Alto An Lai is a proponent of the masks, saying, “They make you sound good and you can breathe in without eating cloth.”
Due to the size limitations of the choir room, the students have also rehearsed outside, with Mr. Lambert wheeling out a piano and a microphone so he could teach the larger group of students.
The marching band’s season has also been affected. They are normally a staple at Central’s football games, but due to the virus, they will only be attending home games. They also have to remain six feet apart during practice and are required to do a self-health screening.

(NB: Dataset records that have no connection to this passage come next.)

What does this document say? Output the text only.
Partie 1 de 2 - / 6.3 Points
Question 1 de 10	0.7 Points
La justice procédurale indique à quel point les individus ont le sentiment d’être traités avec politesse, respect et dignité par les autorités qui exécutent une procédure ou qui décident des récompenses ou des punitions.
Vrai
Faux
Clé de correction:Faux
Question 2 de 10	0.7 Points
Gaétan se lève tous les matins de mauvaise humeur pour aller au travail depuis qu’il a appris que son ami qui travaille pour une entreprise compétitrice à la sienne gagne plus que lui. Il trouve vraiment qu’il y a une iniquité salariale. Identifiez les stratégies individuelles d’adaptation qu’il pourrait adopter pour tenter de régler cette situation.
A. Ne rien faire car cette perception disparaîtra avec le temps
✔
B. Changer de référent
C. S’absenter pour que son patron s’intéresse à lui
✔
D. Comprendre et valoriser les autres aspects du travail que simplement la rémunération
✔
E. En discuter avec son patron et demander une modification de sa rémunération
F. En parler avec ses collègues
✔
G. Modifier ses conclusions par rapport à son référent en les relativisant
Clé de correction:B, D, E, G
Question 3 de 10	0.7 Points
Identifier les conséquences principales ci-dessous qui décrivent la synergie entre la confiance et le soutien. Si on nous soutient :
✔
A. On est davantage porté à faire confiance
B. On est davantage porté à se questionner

Senior trumpeter Ryan McCabe said, “For the trumpet section, we get masks with a special flap that lifts up. This way, we can still use the instrument while keeping our noses covered. It took a while to get used to, but now I hardly notice it.”
For fellow senior and tubist Kara Mundis, things have been harder to adjust to.
“It’s sucked the life and fun out so much. We didn’t get much time for band camp and a lot of kids are falling behind, which also drains the fun out of it,” Mundis said.
Despite the obstacles that Central’s music program faces, there are pieces in place to help allow for the students to perform. Spring concerts are not ruled out at this time, and the groups look to continue working as long as that chance exists.